The post-Lehman meltdown was a once-in-a-century event, but the way the equity markets across the world reinvented themselves in a span of a few months is the stuff of legends.
With changing market dynamics, Indian fund managers too promptly reshuffled portfolios, changed sectoral preferences and adopted suitable strategies to keep their funds afloat. Diversified equity schemes have thus managed to deliver one year average trailing returns of about 90% with a good number of them having conveniently returned over 100% for the period.
Tuning their strategies to the whims and fancies of the market, many fund managers had cautiously begun to deploy their excessive cash holdings back into the equity markets since April this year. The cash holdings — raised to as high as 25-40% by equity funds last year to protect capital from further erosion — finally found their way back into the equity mainstream. Those prompt enough to do so have also reaped in the best of the returns even as others followed suit. The cash holdings of the equity schemes are thus back to the pre-meltdown levels of 5-7% for the quarter ended September 2009.

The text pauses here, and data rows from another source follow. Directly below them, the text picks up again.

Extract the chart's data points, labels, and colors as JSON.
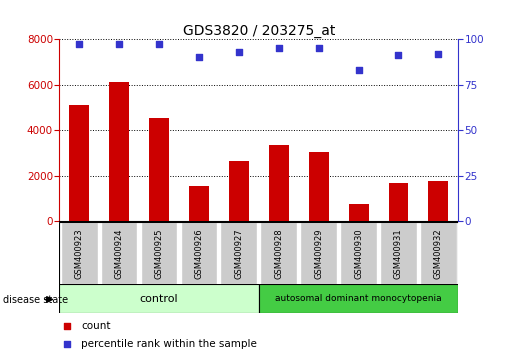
{
  "title": "GDS3820 / 203275_at",
  "samples": [
    "GSM400923",
    "GSM400924",
    "GSM400925",
    "GSM400926",
    "GSM400927",
    "GSM400928",
    "GSM400929",
    "GSM400930",
    "GSM400931",
    "GSM400932"
  ],
  "counts": [
    5100,
    6100,
    4550,
    1550,
    2650,
    3350,
    3050,
    750,
    1700,
    1750
  ],
  "percentiles": [
    97,
    97,
    97,
    90,
    93,
    95,
    95,
    83,
    91,
    92
  ],
  "control_count": 5,
  "disease_count": 5,
  "control_label": "control",
  "disease_label": "autosomal dominant monocytopenia",
  "disease_state_label": "disease state",
  "left_ylim": [
    0,
    8000
  ],
  "right_ylim": [
    0,
    100
  ],
  "left_yticks": [
    0,
    2000,
    4000,
    6000,
    8000
  ],
  "right_yticks": [
    0,
    25,
    50,
    75,
    100
  ],
  "bar_color": "#cc0000",
  "dot_color": "#3333cc",
  "control_bg_light": "#ccffcc",
  "control_bg_dark": "#44cc44",
  "xticklabel_bg": "#cccccc",
  "legend_count_label": "count",
  "legend_pct_label": "percentile rank within the sample",
  "grid_color": "#000000",
  "fig_bg": "#ffffff",
  "border_color": "#000000"
}
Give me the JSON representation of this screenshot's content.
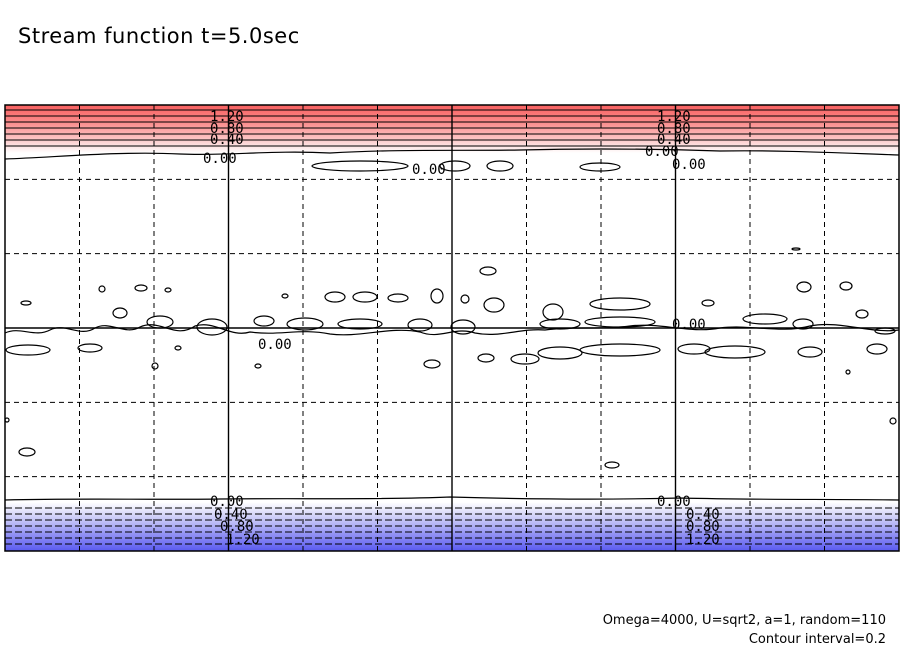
{
  "header": {
    "title": "Stream function t=5.0sec"
  },
  "footer": {
    "params": "Omega=4000, U=sqrt2, a=1, random=110",
    "interval": "Contour interval=0.2"
  },
  "chart_data": {
    "type": "contour",
    "title": "Stream function t=5.0sec",
    "xlabel": "",
    "ylabel": "",
    "grid": true,
    "grid_style": "dashed",
    "x_divisions": 12,
    "y_divisions": 6,
    "contour_interval": 0.2,
    "colors": {
      "positive_max": "#f86060",
      "negative_max": "#5a5af0",
      "line": "#000000"
    },
    "top_contour_labels": [
      "1.20",
      "0.80",
      "0.40",
      "0.00"
    ],
    "bottom_contour_labels": [
      "0.00",
      "0.40",
      "0.80",
      "1.20"
    ],
    "mid_contour_labels": [
      "0.00",
      "0.00",
      "0.00",
      "0.00",
      "0.00"
    ]
  }
}
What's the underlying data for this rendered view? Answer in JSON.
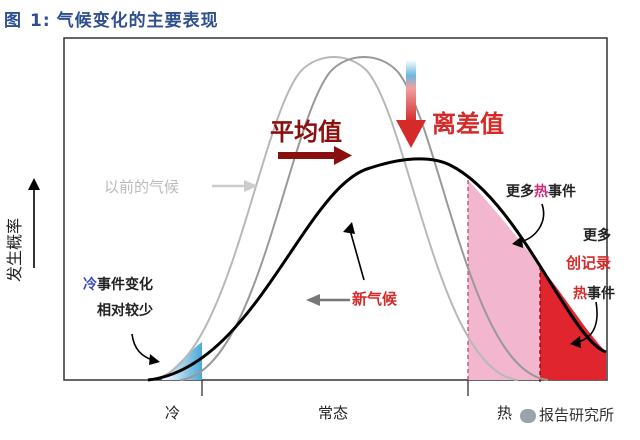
{
  "header": {
    "prefix": "图",
    "number": "1:",
    "text": "气候变化的主要表现"
  },
  "axis": {
    "y_label": "发生概率",
    "x_ticks": [
      "冷",
      "常态",
      "热"
    ]
  },
  "labels": {
    "mean": "平均值",
    "variance": "离差值",
    "previous_climate": "以前的气候",
    "new_climate": "新气候",
    "cold_line1_hl": "冷",
    "cold_line1_rest": "事件变化",
    "cold_line2": "相对较少",
    "hot1_a": "更多",
    "hot1_hl": "热",
    "hot1_b": "事件",
    "hot2_line1": "更多",
    "hot2_line2": "创记录",
    "hot2_line3_hl": "热",
    "hot2_line3_rest": "事件"
  },
  "watermark": "报告研究所",
  "colors": {
    "title": "#2f4f8f",
    "red": "#d42a2a",
    "dark_red": "#8a1010",
    "pink": "#f2b7cf",
    "cold": "#4aa8d8",
    "grey": "#bbbbbb",
    "black": "#000000"
  }
}
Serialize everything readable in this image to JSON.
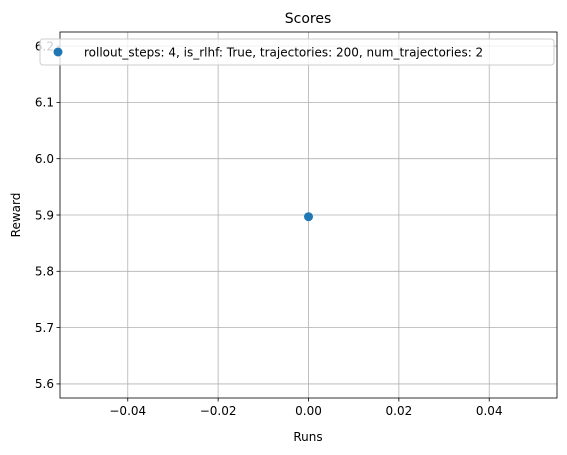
{
  "chart_data": {
    "type": "scatter",
    "title": "Scores",
    "xlabel": "Runs",
    "ylabel": "Reward",
    "xlim": [
      -0.055,
      0.055
    ],
    "ylim": [
      5.575,
      6.225
    ],
    "xticks": [
      -0.04,
      -0.02,
      0.0,
      0.02,
      0.04
    ],
    "xtick_labels": [
      "−0.04",
      "−0.02",
      "0.00",
      "0.02",
      "0.04"
    ],
    "yticks": [
      5.6,
      5.7,
      5.8,
      5.9,
      6.0,
      6.1,
      6.2
    ],
    "ytick_labels": [
      "5.6",
      "5.7",
      "5.8",
      "5.9",
      "6.0",
      "6.1",
      "6.2"
    ],
    "grid": true,
    "legend_position": "top",
    "series": [
      {
        "name": "rollout_steps: 4, is_rlhf: True, trajectories: 200, num_trajectories: 2",
        "color": "#1f77b4",
        "x": [
          0.0
        ],
        "y": [
          5.897
        ]
      }
    ]
  }
}
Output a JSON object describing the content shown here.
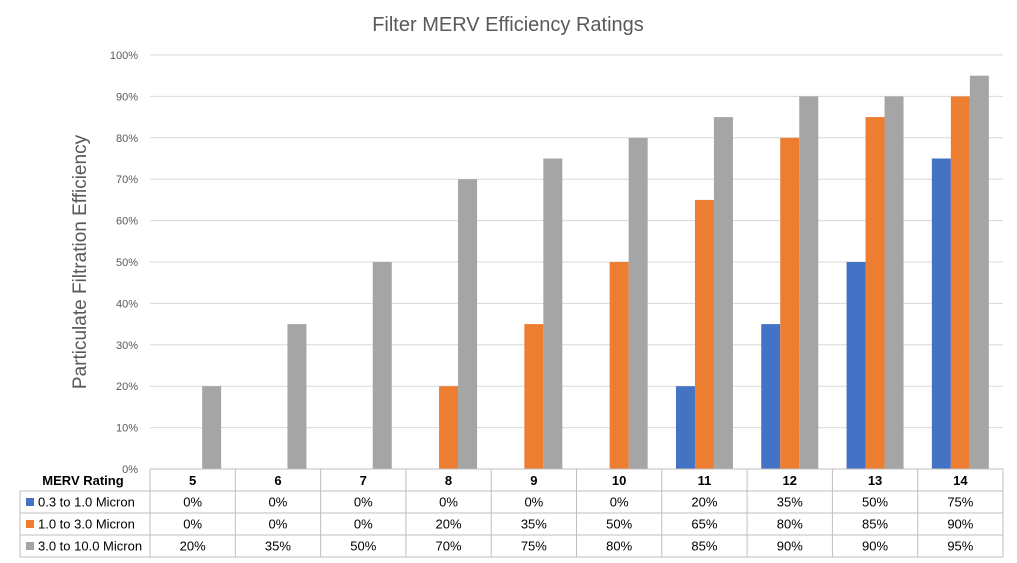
{
  "chart_data": {
    "type": "bar",
    "title": "Filter MERV Efficiency Ratings",
    "ylabel": "Particulate Filtration Efficiency",
    "xlabel": "",
    "table_header": "MERV Rating",
    "categories": [
      "5",
      "6",
      "7",
      "8",
      "9",
      "10",
      "11",
      "12",
      "13",
      "14"
    ],
    "ylim": [
      0,
      100
    ],
    "yticks": [
      "0%",
      "10%",
      "20%",
      "30%",
      "40%",
      "50%",
      "60%",
      "70%",
      "80%",
      "90%",
      "100%"
    ],
    "grid": true,
    "legend": "data-table-bottom",
    "series": [
      {
        "name": "0.3 to 1.0 Micron",
        "color": "#4472C4",
        "values": [
          0,
          0,
          0,
          0,
          0,
          0,
          20,
          35,
          50,
          75
        ],
        "labels": [
          "0%",
          "0%",
          "0%",
          "0%",
          "0%",
          "0%",
          "20%",
          "35%",
          "50%",
          "75%"
        ]
      },
      {
        "name": "1.0 to 3.0 Micron",
        "color": "#ED7D31",
        "values": [
          0,
          0,
          0,
          20,
          35,
          50,
          65,
          80,
          85,
          90
        ],
        "labels": [
          "0%",
          "0%",
          "0%",
          "20%",
          "35%",
          "50%",
          "65%",
          "80%",
          "85%",
          "90%"
        ]
      },
      {
        "name": "3.0 to 10.0 Micron",
        "color": "#A5A5A5",
        "values": [
          20,
          35,
          50,
          70,
          75,
          80,
          85,
          90,
          90,
          95
        ],
        "labels": [
          "20%",
          "35%",
          "50%",
          "70%",
          "75%",
          "80%",
          "85%",
          "90%",
          "90%",
          "95%"
        ]
      }
    ]
  }
}
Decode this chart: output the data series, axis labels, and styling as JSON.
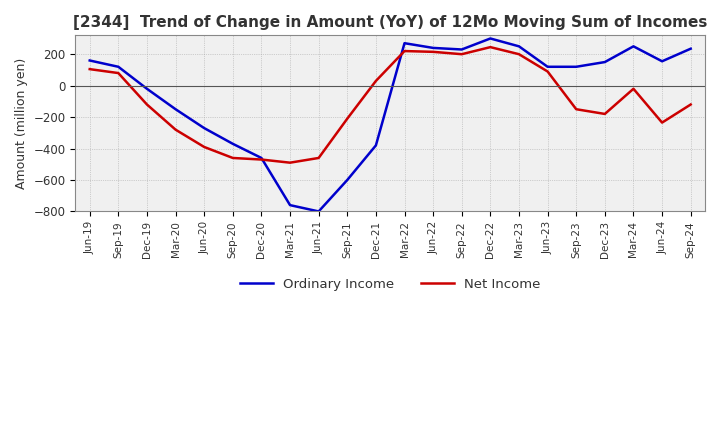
{
  "title": "[2344]  Trend of Change in Amount (YoY) of 12Mo Moving Sum of Incomes",
  "ylabel": "Amount (million yen)",
  "ylim": [
    -800,
    320
  ],
  "yticks": [
    -800,
    -600,
    -400,
    -200,
    0,
    200
  ],
  "background_color": "#ffffff",
  "grid_color": "#aaaaaa",
  "ordinary_income_color": "#0000cc",
  "net_income_color": "#cc0000",
  "x_labels": [
    "Jun-19",
    "Sep-19",
    "Dec-19",
    "Mar-20",
    "Jun-20",
    "Sep-20",
    "Dec-20",
    "Mar-21",
    "Jun-21",
    "Sep-21",
    "Dec-21",
    "Mar-22",
    "Jun-22",
    "Sep-22",
    "Dec-22",
    "Mar-23",
    "Jun-23",
    "Sep-23",
    "Dec-23",
    "Mar-24",
    "Jun-24",
    "Sep-24"
  ],
  "ordinary_income": [
    160,
    120,
    -20,
    -150,
    -270,
    -370,
    -460,
    -760,
    -800,
    -600,
    -380,
    270,
    240,
    230,
    300,
    250,
    120,
    120,
    150,
    250,
    155,
    235
  ],
  "net_income": [
    105,
    80,
    -120,
    -280,
    -390,
    -460,
    -470,
    -490,
    -460,
    -210,
    30,
    220,
    215,
    200,
    245,
    200,
    90,
    -150,
    -180,
    -20,
    -235,
    -120
  ]
}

Growth oriented mid-cap stocks are back in vogue after their 2008 debacle. Mid-cap stocks have become an obvious choice for most funds since many fund managers rightly believe that steam is already out of the large caps. However, having burnt their fingers last time, these fund managers are taking cautious calls before venturing into the midcap space — targeting those with ample and clear growth visibility and liquidity, provided they are available at reasonable valuations.
“Last year everything fell irrespective of quality. This year, everything is on a rise — again irrespective of quality. We are thus treading high cautiously in these markets,” says Anand Shah, head of equity at Canara Robeco.
Even as preferences with respect to choice of stocks and market capitalisation has undergone considerable change since last year, the mutual fund industry appears quite unanimous in its choice of sectors. Energy, infrastructure (including capital goods) and financial services continue to dominate the sectoral preferences of the Indian fund managers. With power and infrastructure being the focal point of the country’s economic development, stocks catering to this segment — especially in the mid-cap space — have become the fund managers’ hot picks.
Says Mahesh Patil, co-head of Equity at Birla Sun Life AMC: “These sectors are here to stay irrespective of the changes in the political circuit.”
While consumer goods and pharmaceuticals — favourites of 2008 — have seen little shrinkage in popularity, Information Technology and Automobiles appear to have generated to renewed interest in fund managers this year.